Scenario 2: The reverse of Scenario 1, this possibility places a Castro (like Castro Espín) as the appointed president, with a technocrat appointed as prime minister.
The scenario that will take place depends on which position ultimately holds most of the power. The president is defined as the head of state, but it has not been stipulated if the prime minister will serve as head of government, in which case the latter would hold most of the power. The scenario that will develop also depends on whether the Cuban dictatorship will stick to what it has codified into the Constitution, a feat that has seldom been implemented in its entirety.
Another question that arises regarding the future composition of Cuba's leadership is the extent to which demographic, gender and racial diversity will factor into the appointments. Since 1959, Cuba's leadership has been dominated by older white men, largely due to the composition of most of the Cuban revolution's top generals and officials. However, over time, Cuba's leaders have been ill-equipped to handle calls for more diversity in its ranks.

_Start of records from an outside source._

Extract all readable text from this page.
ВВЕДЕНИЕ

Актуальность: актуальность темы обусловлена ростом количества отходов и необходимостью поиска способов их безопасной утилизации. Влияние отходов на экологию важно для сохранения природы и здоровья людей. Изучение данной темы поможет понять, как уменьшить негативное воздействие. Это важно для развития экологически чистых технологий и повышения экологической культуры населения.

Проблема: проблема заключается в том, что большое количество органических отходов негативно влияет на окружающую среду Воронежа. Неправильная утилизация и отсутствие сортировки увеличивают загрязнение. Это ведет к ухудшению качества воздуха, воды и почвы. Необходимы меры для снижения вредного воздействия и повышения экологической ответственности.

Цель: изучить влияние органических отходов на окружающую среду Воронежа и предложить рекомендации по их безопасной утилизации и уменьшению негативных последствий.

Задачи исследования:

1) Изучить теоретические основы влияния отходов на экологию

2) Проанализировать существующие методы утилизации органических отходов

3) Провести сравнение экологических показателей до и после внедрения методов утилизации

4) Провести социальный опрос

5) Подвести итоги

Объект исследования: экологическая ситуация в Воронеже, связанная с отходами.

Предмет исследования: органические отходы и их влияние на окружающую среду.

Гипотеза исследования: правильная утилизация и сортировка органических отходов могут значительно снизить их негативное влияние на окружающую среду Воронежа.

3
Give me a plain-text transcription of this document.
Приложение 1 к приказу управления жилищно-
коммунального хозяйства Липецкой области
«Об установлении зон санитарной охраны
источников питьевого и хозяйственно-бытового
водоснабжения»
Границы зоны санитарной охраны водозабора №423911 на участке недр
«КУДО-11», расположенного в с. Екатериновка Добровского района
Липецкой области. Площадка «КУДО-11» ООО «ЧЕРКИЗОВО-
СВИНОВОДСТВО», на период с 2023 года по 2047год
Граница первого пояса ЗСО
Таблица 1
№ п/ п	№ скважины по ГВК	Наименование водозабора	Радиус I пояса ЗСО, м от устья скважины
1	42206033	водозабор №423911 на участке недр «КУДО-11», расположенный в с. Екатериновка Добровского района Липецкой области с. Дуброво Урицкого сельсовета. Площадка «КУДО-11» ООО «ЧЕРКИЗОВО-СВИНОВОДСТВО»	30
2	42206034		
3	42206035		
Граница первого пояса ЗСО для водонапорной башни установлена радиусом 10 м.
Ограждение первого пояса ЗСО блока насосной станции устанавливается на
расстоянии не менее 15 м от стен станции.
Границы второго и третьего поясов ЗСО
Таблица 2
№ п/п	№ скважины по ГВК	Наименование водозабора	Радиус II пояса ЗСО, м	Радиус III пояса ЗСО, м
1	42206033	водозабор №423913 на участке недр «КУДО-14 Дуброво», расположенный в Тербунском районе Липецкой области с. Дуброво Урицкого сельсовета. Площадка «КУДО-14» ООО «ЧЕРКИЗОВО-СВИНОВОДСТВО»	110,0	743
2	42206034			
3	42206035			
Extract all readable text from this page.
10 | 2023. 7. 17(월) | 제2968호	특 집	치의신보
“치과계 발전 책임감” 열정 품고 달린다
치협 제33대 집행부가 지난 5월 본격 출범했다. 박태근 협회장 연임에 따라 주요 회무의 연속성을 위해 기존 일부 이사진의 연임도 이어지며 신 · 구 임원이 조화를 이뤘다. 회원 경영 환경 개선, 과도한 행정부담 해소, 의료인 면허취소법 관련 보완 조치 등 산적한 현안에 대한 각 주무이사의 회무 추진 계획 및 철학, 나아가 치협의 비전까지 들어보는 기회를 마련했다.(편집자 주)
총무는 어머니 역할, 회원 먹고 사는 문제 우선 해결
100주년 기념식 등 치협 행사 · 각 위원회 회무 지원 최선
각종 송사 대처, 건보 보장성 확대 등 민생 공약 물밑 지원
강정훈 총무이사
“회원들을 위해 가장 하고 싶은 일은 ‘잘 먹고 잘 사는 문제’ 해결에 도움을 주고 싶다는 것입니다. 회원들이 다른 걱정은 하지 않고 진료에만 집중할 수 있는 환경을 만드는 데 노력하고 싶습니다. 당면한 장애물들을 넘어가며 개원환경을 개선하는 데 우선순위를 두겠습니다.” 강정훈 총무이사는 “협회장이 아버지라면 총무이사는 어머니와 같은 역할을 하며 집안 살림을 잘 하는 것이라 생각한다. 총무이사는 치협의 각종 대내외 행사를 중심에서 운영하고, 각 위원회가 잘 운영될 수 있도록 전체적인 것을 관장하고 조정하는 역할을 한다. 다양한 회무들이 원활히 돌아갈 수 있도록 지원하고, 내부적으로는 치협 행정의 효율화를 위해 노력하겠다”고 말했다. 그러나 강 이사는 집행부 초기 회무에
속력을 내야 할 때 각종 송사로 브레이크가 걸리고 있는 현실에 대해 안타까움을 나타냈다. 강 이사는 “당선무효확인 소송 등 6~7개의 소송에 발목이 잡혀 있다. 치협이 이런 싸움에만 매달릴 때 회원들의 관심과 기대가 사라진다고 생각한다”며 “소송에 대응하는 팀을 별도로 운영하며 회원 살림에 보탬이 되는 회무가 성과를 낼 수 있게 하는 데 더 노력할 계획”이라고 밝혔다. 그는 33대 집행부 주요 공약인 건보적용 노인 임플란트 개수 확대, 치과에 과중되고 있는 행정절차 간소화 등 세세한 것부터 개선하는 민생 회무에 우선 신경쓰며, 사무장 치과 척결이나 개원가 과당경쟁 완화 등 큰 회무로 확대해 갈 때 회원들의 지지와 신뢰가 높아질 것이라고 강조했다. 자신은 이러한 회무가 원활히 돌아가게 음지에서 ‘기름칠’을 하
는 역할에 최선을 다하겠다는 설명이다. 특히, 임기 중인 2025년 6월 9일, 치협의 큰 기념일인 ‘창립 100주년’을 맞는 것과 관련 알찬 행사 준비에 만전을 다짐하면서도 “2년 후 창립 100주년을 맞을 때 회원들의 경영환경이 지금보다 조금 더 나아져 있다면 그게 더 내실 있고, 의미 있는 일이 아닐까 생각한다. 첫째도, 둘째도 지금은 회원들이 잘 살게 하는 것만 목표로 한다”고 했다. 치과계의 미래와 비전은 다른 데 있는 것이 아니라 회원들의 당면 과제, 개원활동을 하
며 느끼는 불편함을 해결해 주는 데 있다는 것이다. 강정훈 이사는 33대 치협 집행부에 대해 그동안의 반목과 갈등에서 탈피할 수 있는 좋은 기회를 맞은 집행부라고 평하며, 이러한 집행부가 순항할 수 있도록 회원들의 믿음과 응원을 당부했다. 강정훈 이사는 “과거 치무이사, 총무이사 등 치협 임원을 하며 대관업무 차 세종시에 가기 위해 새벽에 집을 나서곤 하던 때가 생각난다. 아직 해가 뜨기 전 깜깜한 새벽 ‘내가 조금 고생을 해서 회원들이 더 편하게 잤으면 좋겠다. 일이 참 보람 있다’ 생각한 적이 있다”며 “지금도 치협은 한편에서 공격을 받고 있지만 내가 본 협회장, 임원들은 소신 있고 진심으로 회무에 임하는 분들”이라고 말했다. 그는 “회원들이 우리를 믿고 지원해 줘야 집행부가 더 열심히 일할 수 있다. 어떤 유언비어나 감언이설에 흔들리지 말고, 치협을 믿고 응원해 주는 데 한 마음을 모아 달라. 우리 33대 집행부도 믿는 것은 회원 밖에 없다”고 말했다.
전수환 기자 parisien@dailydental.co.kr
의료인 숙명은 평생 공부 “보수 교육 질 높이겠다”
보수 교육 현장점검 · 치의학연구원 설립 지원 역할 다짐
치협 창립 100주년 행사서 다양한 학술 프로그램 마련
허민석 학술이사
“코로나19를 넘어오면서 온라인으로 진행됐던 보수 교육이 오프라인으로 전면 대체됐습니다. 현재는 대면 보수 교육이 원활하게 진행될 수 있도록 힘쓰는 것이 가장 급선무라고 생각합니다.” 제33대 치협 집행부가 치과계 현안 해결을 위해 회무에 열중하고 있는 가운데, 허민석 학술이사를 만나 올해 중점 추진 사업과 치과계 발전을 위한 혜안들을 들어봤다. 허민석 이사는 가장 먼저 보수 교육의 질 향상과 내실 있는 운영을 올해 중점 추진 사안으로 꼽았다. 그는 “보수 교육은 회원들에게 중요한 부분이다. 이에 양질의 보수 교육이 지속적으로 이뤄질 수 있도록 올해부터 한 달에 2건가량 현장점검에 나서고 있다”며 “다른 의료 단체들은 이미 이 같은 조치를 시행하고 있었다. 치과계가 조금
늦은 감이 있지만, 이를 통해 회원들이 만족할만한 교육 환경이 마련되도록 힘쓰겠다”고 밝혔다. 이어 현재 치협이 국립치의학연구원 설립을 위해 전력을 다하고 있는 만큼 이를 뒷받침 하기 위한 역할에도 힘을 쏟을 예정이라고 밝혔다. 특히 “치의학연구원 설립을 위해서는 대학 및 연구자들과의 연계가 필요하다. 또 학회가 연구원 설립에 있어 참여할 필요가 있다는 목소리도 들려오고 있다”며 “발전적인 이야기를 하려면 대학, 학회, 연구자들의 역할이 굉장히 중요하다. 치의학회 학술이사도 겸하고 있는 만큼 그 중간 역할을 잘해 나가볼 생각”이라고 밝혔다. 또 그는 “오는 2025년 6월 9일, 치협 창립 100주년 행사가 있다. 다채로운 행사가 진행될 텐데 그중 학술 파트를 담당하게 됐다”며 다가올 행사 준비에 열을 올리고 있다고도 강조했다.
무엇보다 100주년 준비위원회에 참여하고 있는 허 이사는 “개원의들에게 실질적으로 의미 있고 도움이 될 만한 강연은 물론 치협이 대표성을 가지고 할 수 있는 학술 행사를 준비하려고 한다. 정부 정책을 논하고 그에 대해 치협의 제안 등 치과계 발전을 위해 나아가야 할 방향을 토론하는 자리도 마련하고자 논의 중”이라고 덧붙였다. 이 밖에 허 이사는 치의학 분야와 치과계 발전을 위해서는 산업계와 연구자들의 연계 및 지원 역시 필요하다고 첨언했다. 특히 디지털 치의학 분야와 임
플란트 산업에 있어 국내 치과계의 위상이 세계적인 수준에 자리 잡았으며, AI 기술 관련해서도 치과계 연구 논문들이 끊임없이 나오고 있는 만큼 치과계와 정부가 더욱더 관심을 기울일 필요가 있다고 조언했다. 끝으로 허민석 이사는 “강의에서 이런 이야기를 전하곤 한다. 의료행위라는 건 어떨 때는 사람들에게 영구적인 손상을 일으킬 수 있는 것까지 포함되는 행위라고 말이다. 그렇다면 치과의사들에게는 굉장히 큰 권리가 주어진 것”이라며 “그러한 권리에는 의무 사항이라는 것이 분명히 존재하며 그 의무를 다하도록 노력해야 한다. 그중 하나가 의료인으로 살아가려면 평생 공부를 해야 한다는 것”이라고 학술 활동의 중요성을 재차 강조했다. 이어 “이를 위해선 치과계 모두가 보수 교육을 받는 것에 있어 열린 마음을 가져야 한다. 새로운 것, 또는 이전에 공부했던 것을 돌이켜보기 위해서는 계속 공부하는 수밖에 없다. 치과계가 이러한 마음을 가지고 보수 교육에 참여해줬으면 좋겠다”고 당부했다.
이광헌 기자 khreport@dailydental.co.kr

In recent decades, Cuba's younger residents, women and Afro-Cubans have sought greater representation in the government. In the current 605-member legislature (from where Cuba's leaders are selected), the average age of the delegates is 49, while 53.2 percent of them are women. While the numbers favor the selection of younger delegates, women and Afro-Cubans as future leaders, age and race discrimination, as well as a long tradition of machismo, make appointments of members from these groups less likely.
Leadership changes in Cuba will only be superficial and tactical to achieve the dictatorship's survival. Only a truly democratic political system based on justice and the rule of law that allows for and fosters the establishment of political parties, free, fair and competitive elections and constitutional guarantees of civil, political and economic rights will ensure real change. It is important to mention that Raúl Castro, as first secretary of the Central Committee of the Communist Party of Cuba, remains the ultimate arbiter and decision maker in Cuban politics. Therefore, whether Cuba has a president, a prime minister or a hybrid regime will only serve to extend its repressive dictatorship.
Daniel I. Pedreira is an author and Ph.D. student in political science at Florida International University.